[Info-vax] OS implementation languages
Johnny Billquist
bqt at softjar.se
Thu Sep 14 06:53:50 EDT 2023
On 2023-09-14 10:39, Bob Eager wrote:
> On Thu, 14 Sep 2023 08:39:03 +0000, Bob Eager wrote:
>
>> On Wed, 13 Sep 2023 22:19:29 -0400, Arne Vajhøj wrote:
>>
>>> On 9/13/2023 9:30 PM, gah4 wrote:
>>>> On Tuesday, September 12, 2023 at 5:15:44 AM UTC-7, Simon Clubley
>>>> wrote:
>>>>> On 2023-09-11, gah4 <ga... at u.washington.edu> wrote:
>>>>
>>>>>> Maybe I don't know how everyone uses PHP, but the use I have seen is
>>>>>> inside HTML.
>>>>
>>>>>> It is then processed by PHP before it is seen by the HTML parser.
>>>>
>>>>>> Even more, though PHP has to find its code inside arbitrary HTML,
>>>>>> without actually parsing HTML.
>>>>
>>>>> That's what the PHP open and close tags are for.
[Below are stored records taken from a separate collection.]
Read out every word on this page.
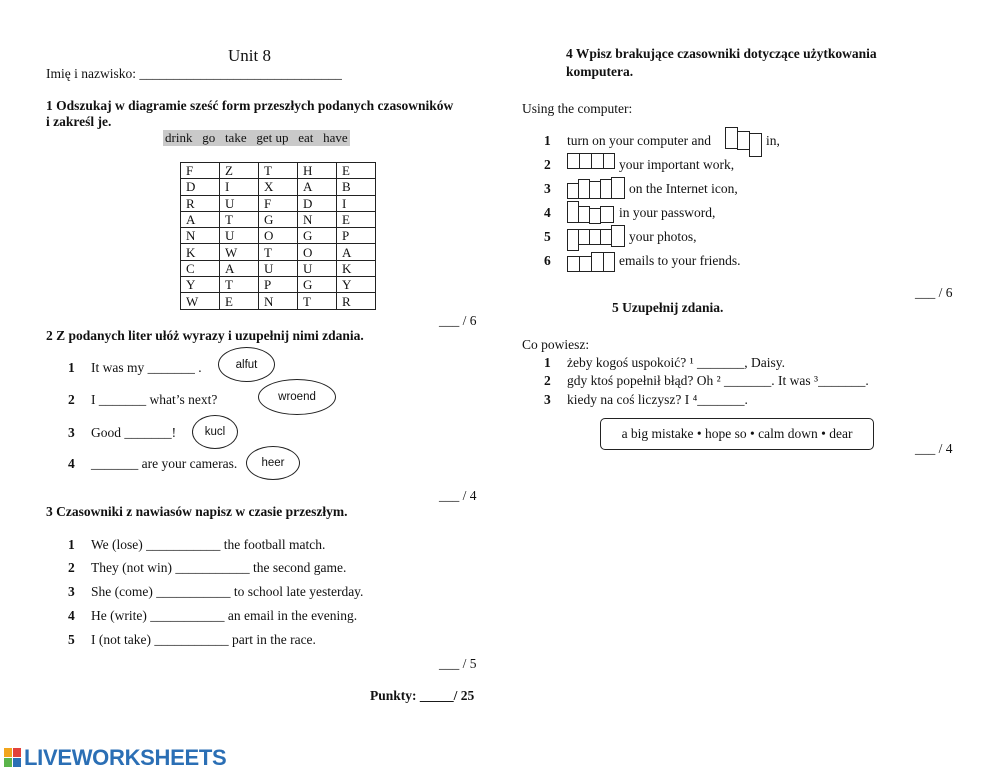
Unit 8
Imię i nazwisko: ______________________________
1 Odszukaj w diagramie sześć form przeszłych podanych czasowników
i zakreśl je.
drink   go   take   get up   eat   have
F	Z	T	H	E
D	I	X	A	B
R	U	F	D	I
A	T	G	N	E
N	U	O	G	P
K	W	T	O	A
C	A	U	U	K
Y	T	P	G	Y
W	E	N	T	R
___ / 6
2 Z podanych liter ułóż wyrazy i uzupełnij nimi zdania.
1 It was my _______ .
2 I _______ what’s next?
3 Good _______!
4 _______ are your cameras.
alfut
wroend
kucl
heer
___ / 4
3 Czasowniki z nawiasów napisz w czasie przeszłym.
1 We (lose) ___________ the football match.
2 They (not win) ___________ the second game.
3 She (come) ___________ to school late yesterday.
4 He (write) ___________ an email in the evening.
5 I (not take) ___________ part in the race.
___ / 5
Punkty: _____/ 25
4 Wpisz brakujące czasowniki dotyczące użytkowania
komputera.
Using the computer:
1 turn on your computer and	in,
2	your important work,
3	on the Internet icon,
4	in your password,
5	your photos,
6	emails to your friends.
___ / 6
5 Uzupełnij zdania.
Co powiesz:
1 żeby kogoś uspokoić? ¹ _______, Daisy.
2 gdy ktoś popełnił błąd? Oh ² _______. It was ³_______.
3 kiedy na coś liczysz? I ⁴_______.
a big mistake • hope so • calm down • dear
___ / 4
LIVEWORKSHEETS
Anything inside them
>>>>> is treated as PHP code and anything outside them is not.
>>>>
>>>> OK, but here is the part that I don't know. Say that the PHP tags are
>>>> in quoted strings. Does it still see them? If it isn't parsing HTML,
>>>> it has to be sure that it recognizes only the real open and close
>>>> tags.
>>>
>>> Quotes does not have any special meaning in literal text.
>>>
>>> C:\Work>type q.php "'"'<?php echo "Hi from PHP"; ?>'"'"
>>>
>>> C:\Work>php q.php "'"'Hi from PHP'"'"
>>
>> How about:
>>
>> <h2 id="tag<?php>xxxxx</h2> ?
>
> Sorry, should be:
>
> <h2 id="tag<?php">xxxxx</h2> ?
I would say it's not the quotes that are the most relevant in this. The
fact that you are already inside a tag blocks it from being interpreted
as a tag. Quotes or not.
Until the terminating bracken for the <h2, nothing is parsed, unless it
is the specific parsing of the h2 tag.